I Cinque Stelle hanno scoperto il mondo reale. Meglio tardi che mai. Le ultime elezioni hanno avuto un merito indiscutibile: messe da parte le velleità rivoluzionarie, per i grillini è arrivato il momento della concretezza. I tempi cambiano. Le sopravvenute responsabilità impongono un nuovo approccio all’agenda politica. Dismessi i panni da giacobini, ecco spuntare il doppiopetto democristiano
La rivoluzione finisce in un cassetto. Così le utopie degli inizi. Non a caso Beppe Grillo, un tempo protagonista assoluto della scena e punto di riferimento politico dei Cinque Stelle, oggi ha deciso di fare un passo indietro. E con lui Alessandro Di Battista, leader di lotta del movimento. Ipocrisia o semplice presa d’atto della realtà? I maligni considerano la svolta grillina una forma di incoerenza. Ma forse è solo la normale scoperta che così va il mondo. Per fare politica è necessario sporcarsi le mani e cercare il confronto con gli altri. Lo sa bene Luigi Di Maio. Per anni i Cinque Stelle hanno denunciato i tentativi di inciucio tra le altre forze politiche. Oggi il candidato premier grillino è alla disperata ricerca di un’intesa con i suoi avversari. Lega o Partito democratico, poco cambia. Per andare al Palazzo Chigi il leader pentastellato è disposto ad allearsi con entrambi. Anche a poche ore dal secondo giro di consultazioni al Quirinale proseguono le difficili trattative con il segretario del Carroccio Matteo Salvini e con i vertici dem. «Voglio solo capire se ci sono le condizioni per un governo del cambiamento», spiegava ieri Di Maio in un’intervista al Fatto. Il dialogo con gli altri non è più un tabù. «Io mi sto rivolgendo ai segretari e i nostri capigruppo parlano con gli altri capigruppo. Devo dire che sono tutte persone con cui si può parlare, c’è dialogo».

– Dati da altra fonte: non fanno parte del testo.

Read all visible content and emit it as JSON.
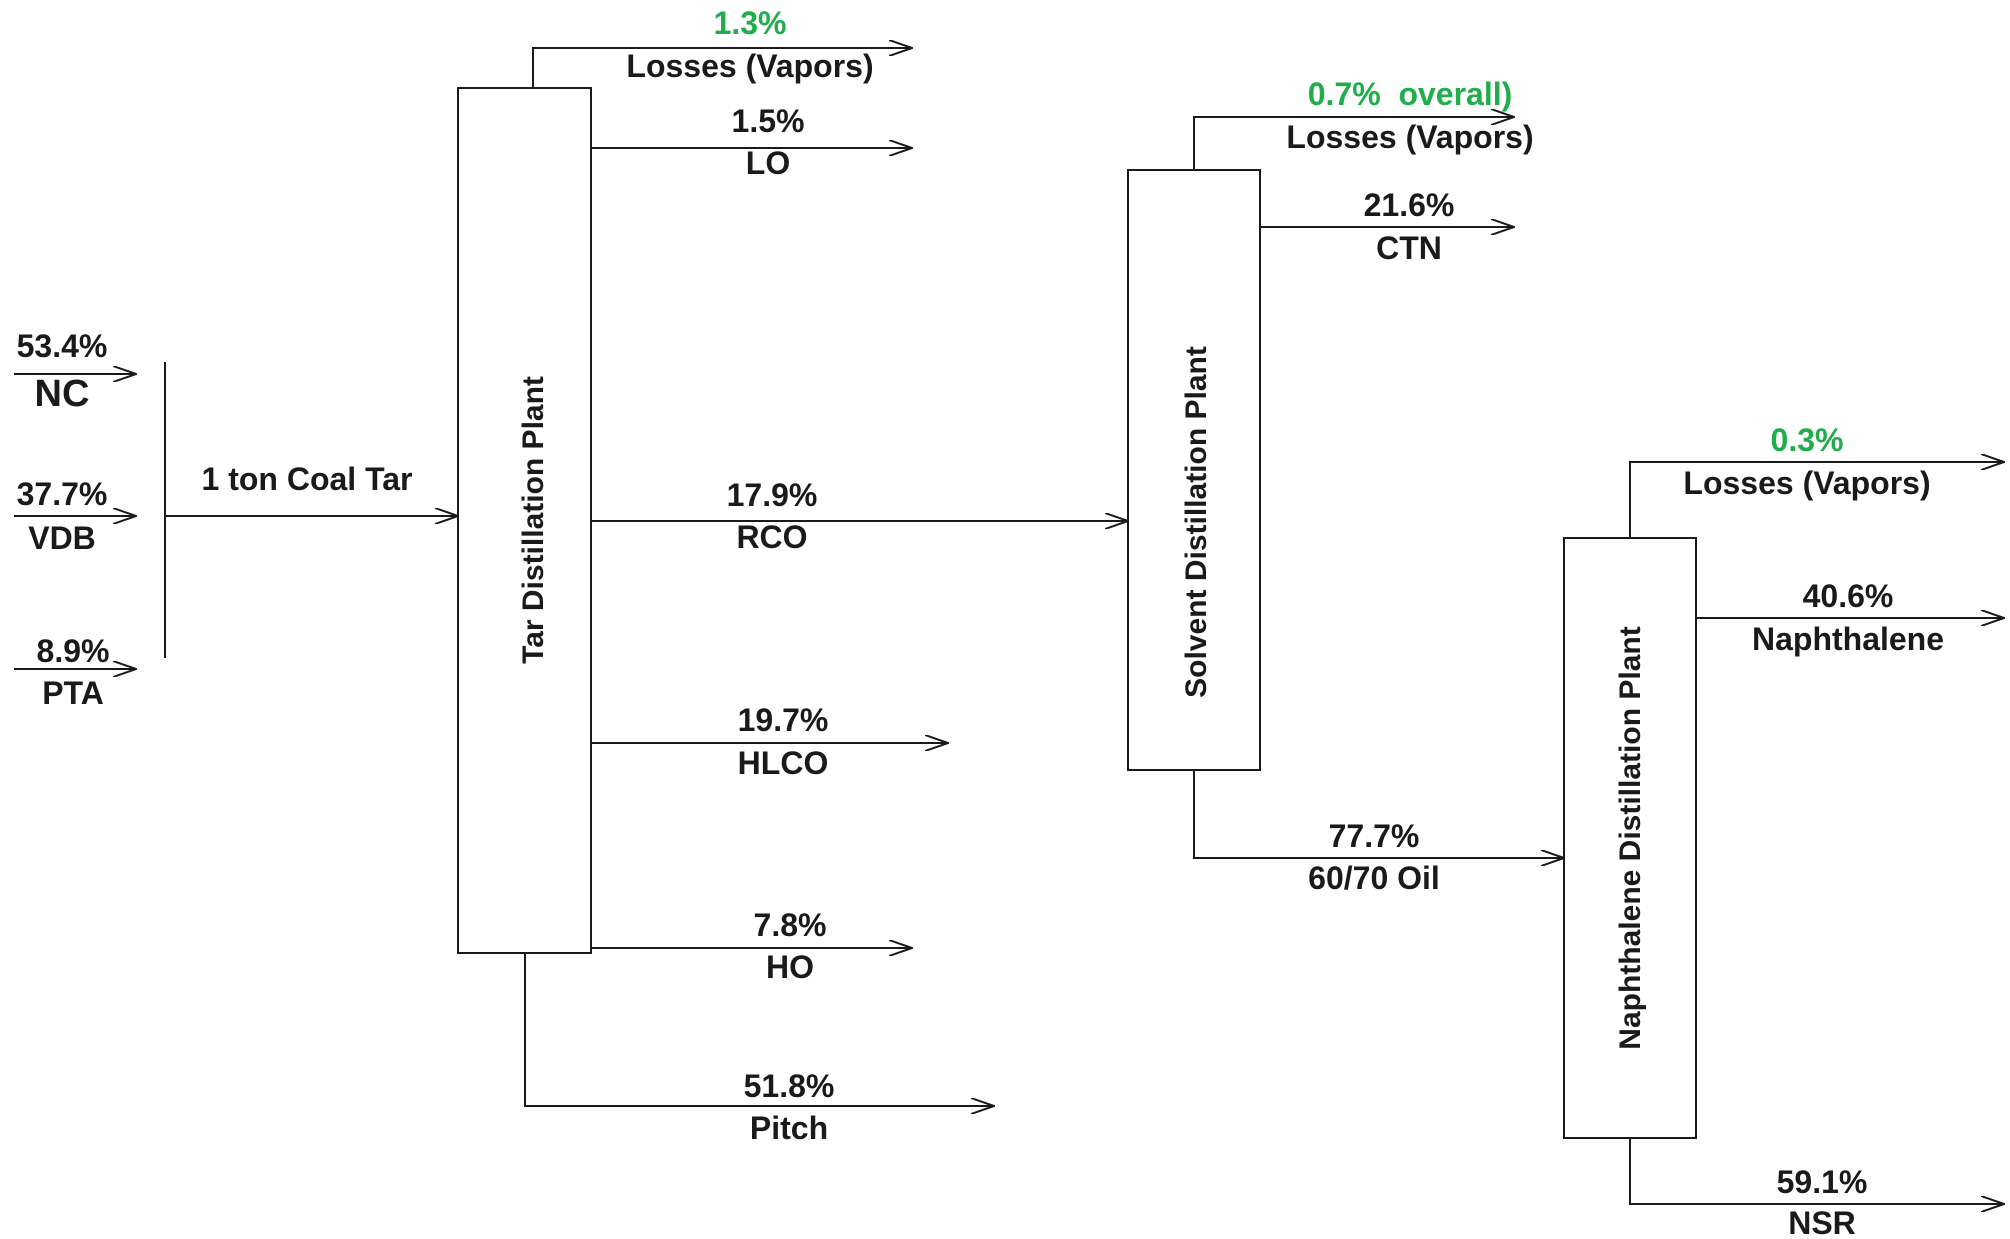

La nuova stagione passa anche da improvvise giravolte. L’ultimo ripensamento riguarda il presidente Roberto Fico. Cinque anni fa, intransigente grillino appena eletto alla Camera, si era scagliato contro la deroga al regolamento che aveva consentito di costituire il gruppo di Fratelli di Italia, privo del numero minimo di deputati. Una decisione politica che avrebbe gravato sulle casse di Montecitorio per quasi 400 mila euro. «Una spesa davvero inutile e assurda, degna della Casta», aveva tuonato allora il pentastellato. I tempi cambiano. Un paio di giorni fa Fico ha deciso di autorizzare con apposita dispensa la nascita del gruppo di Liberi e Uguali, costituto da solo quattordici deputati (ne servirebbero venti). Un cambio di posizione che non è passato inosservato. Molti esponenti del Pd hanno denunciato la decisione del presidente, ricordando ironicamente le accuse di cinque anni fa. Ma quella, si sa, era un’altra epoca.